Anyone who visited the sites at the specified times, located in Brighton, Brandon Park, Clayton South, Heatherton, Keysborough, Melbourne CBD, Moorabbin, Noble Park, Springvale and West Melbourne, has to get tested and isolate for 14 days.
“I want to reinforce the message that this is not over,” Health Minister Martin Foley said.
“That this wildly infectious – particularly now we know it is this mutant new case strain – continues to be highly infectious and a real risk to all Victorians.”
Chief Health Officer Brett Sutton said officials wouldn’t feel comfortable the state was in “safe territory” until the end of the 14-day incubation period.
“A zero day is a great day any day,” he said.
“But in particular with this strain, first identified in the UK, having no positive results out of those exposure sites and numerous primary close contacts is very encouraging.
“There is a bit of luck, a bit of randomness involved in the fact that no cases have been identified.”
AMA says hotel airflow ‘isn’t up to the standards we expect’
Investigations are continuing into how the resident support officer acquired the virus, but authorities say they are confident it was at work at not in the community.
The worker has been called a “model” employee who followed all infection control protocols, prompting health teams to investigate the potential of aerosol spread.
Emergency Services Minster Lisa Neville, who oversees the hotel quarantine program, has said all workers would likely be fit-tested with N95 masks in light of the transmission, instead of the surgical masks currently worn during daily tasks.
Ms Neville, who is overseeing the revamped program, announced a ventilation review of all hotels within the system was underway.
“We don’t think at this stage this is about ventilation, but again we’re not leaving any stone unturned,” she told reporters on Saturday.
Ms Neville said the change was based on updated advice from infection prevention control experts, with hotel quarantine workers previously wearing just N-95 masks.
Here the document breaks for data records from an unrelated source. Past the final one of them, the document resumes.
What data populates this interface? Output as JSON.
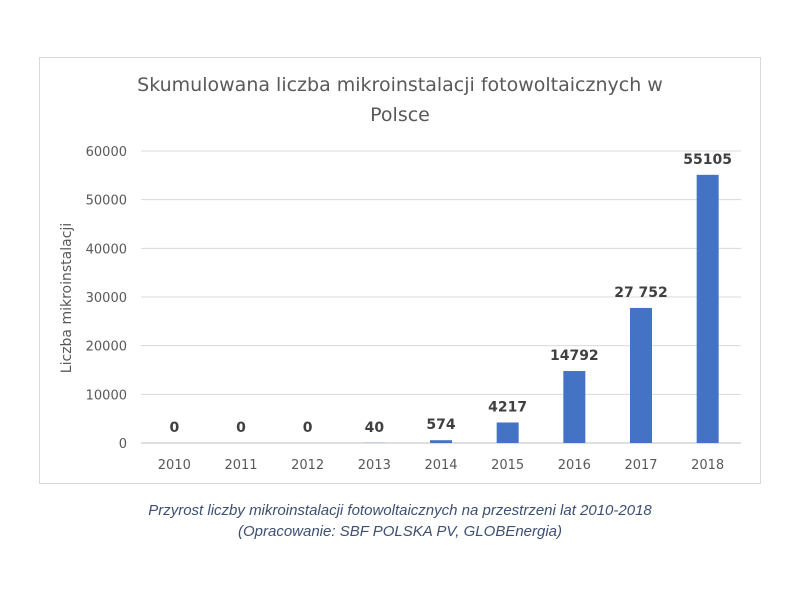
{
  "chart_data": {
    "type": "bar",
    "title_lines": [
      "Skumulowana liczba mikroinstalacji fotowoltaicznych w",
      "Polsce"
    ],
    "ylabel": "Liczba mikroinstalacji",
    "xlabel": "",
    "categories": [
      "2010",
      "2011",
      "2012",
      "2013",
      "2014",
      "2015",
      "2016",
      "2017",
      "2018"
    ],
    "values": [
      0,
      0,
      0,
      40,
      574,
      4217,
      14792,
      27752,
      55105
    ],
    "data_labels": [
      "0",
      "0",
      "0",
      "40",
      "574",
      "4217",
      "14792",
      "27 752",
      "55105"
    ],
    "ylim": [
      0,
      60000
    ],
    "yticks": [
      0,
      10000,
      20000,
      30000,
      40000,
      50000,
      60000
    ],
    "ytick_labels": [
      "0",
      "10000",
      "20000",
      "30000",
      "40000",
      "50000",
      "60000"
    ],
    "grid": true,
    "legend": "none",
    "bar_color": "#4472c4"
  },
  "caption": {
    "line1": "Przyrost liczby mikroinstalacji fotowoltaicznych na przestrzeni lat 2010-2018",
    "line2": "(Opracowanie: SBF POLSKA PV, GLOBEnergia)"
  }
}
They will still don the more protective N-95 mask along with a face shield for encounters with infectious guests and when entering rooms for medical emergencies.
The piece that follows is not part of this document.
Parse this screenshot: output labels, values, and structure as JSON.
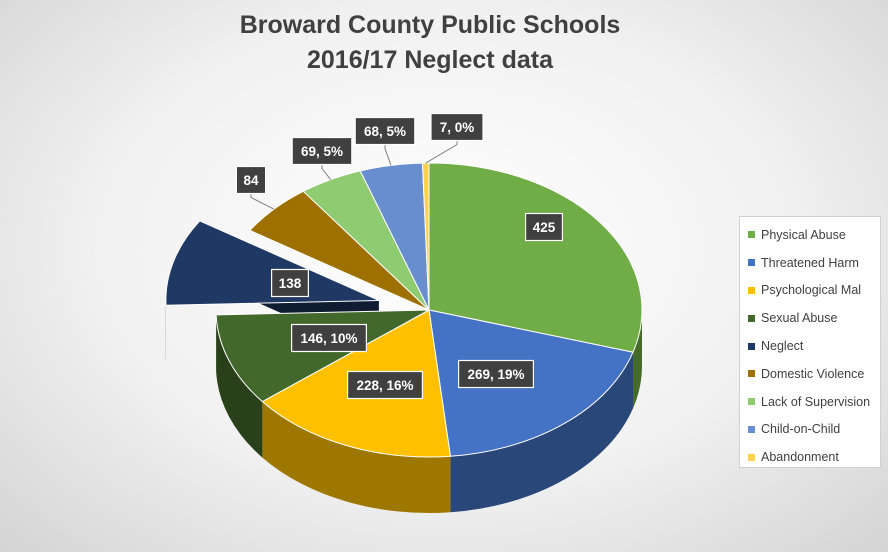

In addition, hotel quarantine organisers have put “buffers” between family groups and other guests from Wednesday, resulting in 140 rooms being taken out of the system.
Food delivery times are also being staggered, reducing the risk of people opening doors at the same time.
The Australian Medical Association’s Victorian head had earlier said the state government needed to seriously consider ways to improve ventilation systems in quarantine hotels to help stop cross-infection.
AMA Victoria president Julian Rait said it would be better to use hotel quarantine facilities in remote locations, rather than city hotels.
“We think that perhaps they might be more suited given that the air exchange inside many inner-city hotels just isn’t up to the standards we expect from our hospitals or indeed many other health facilities,” he said.
On Friday Prime Minister Scott Morrison announced caps on international arrivals would be lifted in most states and territories.
The capacity at the NT’s Howard Springs facility, which uses standalone former workers’ accommodation rather than hotel rooms, is set to be expanded.
The Prime Minister also spoke about the suggestion of developing another quarantine facility in Toowoomba in Queensland, saying the government would continue to assess the proposal.
Tennis fans to wear masks when stadium roofs are closed
The Victorian government has confirmed tennis fans will have to wear masks in stadiums at the Australian Open whenever the roof is closed.
In response to Wednesday’s infection, masks are again mandatory in all indoor settings, the number of visitors allowed in homes has been halved to 15 and a plan to increase workplace caps has been paused.
“In the context of the Australian Open, when the roof is closed at its venues with retractable roofs, these venues are deemed to be indoor spaces under the restrictions and mask use is required by all spectators and officials,” a government spokesperson said.
Tennis players on court will be exempt from these restrictions as they are engaged in “strenuous physical exercise”.